In 2008, when they first tested the written safety plans, Dr. Stanley and Dr. Brown envisioned them as a short-term measure to tide adolescent patients over while they waited for slow, labour-intensive courses of therapy — the real treatment — to have an effect. But patients right away singled out the written safety plan as so helpful that the team developed it as a free-standing intervention. The researchers often compared the written plans to “stop, drop and roll” fire-safety training, or to the safety cards distributed on airplanes — a way to provide very simple instructions to help people make sound decisions in the midst of overwhelming emotions.
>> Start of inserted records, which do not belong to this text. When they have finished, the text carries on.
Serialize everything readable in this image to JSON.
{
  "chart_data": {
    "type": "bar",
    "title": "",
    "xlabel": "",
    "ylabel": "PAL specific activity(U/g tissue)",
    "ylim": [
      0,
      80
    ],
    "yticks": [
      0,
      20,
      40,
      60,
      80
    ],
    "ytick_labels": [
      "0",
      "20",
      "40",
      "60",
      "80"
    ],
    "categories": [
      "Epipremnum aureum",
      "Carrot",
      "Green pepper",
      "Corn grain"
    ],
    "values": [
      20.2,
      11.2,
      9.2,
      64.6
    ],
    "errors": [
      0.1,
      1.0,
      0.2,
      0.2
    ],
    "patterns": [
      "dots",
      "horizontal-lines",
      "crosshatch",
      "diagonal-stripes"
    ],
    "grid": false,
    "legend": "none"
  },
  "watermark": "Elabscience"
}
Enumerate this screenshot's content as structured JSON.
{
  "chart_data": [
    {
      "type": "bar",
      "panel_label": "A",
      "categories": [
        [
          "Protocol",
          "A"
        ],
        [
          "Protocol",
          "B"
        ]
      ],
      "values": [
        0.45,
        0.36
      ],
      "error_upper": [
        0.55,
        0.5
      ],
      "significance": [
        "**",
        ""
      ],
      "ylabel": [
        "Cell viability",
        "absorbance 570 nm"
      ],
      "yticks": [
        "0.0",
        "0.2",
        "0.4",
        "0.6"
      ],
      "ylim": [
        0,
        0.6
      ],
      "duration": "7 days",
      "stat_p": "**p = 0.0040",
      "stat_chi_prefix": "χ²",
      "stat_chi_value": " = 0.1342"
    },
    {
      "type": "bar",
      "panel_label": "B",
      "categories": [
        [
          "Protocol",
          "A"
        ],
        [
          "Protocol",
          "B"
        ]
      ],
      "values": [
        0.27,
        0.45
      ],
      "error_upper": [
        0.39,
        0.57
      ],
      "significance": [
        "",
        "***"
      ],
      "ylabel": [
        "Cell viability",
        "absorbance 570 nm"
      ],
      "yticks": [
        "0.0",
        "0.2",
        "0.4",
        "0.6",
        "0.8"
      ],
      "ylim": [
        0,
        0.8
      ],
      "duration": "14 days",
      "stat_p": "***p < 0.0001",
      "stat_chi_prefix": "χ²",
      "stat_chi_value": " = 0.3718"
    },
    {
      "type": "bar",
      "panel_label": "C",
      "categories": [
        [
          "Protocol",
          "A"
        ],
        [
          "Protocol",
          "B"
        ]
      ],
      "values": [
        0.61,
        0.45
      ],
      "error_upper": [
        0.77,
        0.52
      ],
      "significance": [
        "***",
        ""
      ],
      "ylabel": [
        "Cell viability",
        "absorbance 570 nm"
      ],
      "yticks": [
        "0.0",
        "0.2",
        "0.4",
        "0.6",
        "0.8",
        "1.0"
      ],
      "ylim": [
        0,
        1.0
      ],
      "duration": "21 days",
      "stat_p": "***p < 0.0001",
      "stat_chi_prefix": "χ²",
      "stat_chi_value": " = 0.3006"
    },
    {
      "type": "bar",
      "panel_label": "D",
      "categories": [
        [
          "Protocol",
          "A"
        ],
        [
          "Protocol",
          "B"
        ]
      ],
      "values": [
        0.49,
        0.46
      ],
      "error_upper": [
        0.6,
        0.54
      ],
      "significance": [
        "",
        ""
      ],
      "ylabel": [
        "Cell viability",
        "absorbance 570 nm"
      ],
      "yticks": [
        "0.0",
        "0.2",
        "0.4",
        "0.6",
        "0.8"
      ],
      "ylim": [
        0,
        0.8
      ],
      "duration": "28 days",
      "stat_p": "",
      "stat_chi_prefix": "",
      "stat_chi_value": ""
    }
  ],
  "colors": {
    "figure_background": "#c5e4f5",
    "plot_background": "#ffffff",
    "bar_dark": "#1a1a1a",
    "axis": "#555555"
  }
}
“There is something about this kind of intervention,” Dr. Stanley said in a 2019 interview, “that helps them get through that period of time.” Patients, she said, “actually really like the piece of paper.” She recalled hearing from two separate patients who, while standing on bridges considering suicide, changed their minds because they pulled out their safety plan and read it. Even years after composing a safety plan, she said, “almost everybody could tell you the exact location, where it was at that exact moment.” “Over two-thirds of the people had used their safety plan at least once,” she said. “So it was a living, breathing document for them.” Clinicians treating veterans showed immediate interest, and the researchers were inundated with requests for training programs, manuals and handouts, even before the technique’s effectiveness could be demonstrated in randomised controlled trials.

Research did eventually bear out their enthusiasm. In 2018, a study of 1,640 suicidal patients at Veterans Affairs hospitals around the country found that two simple interventions in emergency departments — a written safety plan combined with follow-up phone calls — reduced suicidal behavior by 45 percent. The patients were also twice as likely to receive mental health treatment in the six months following their visit.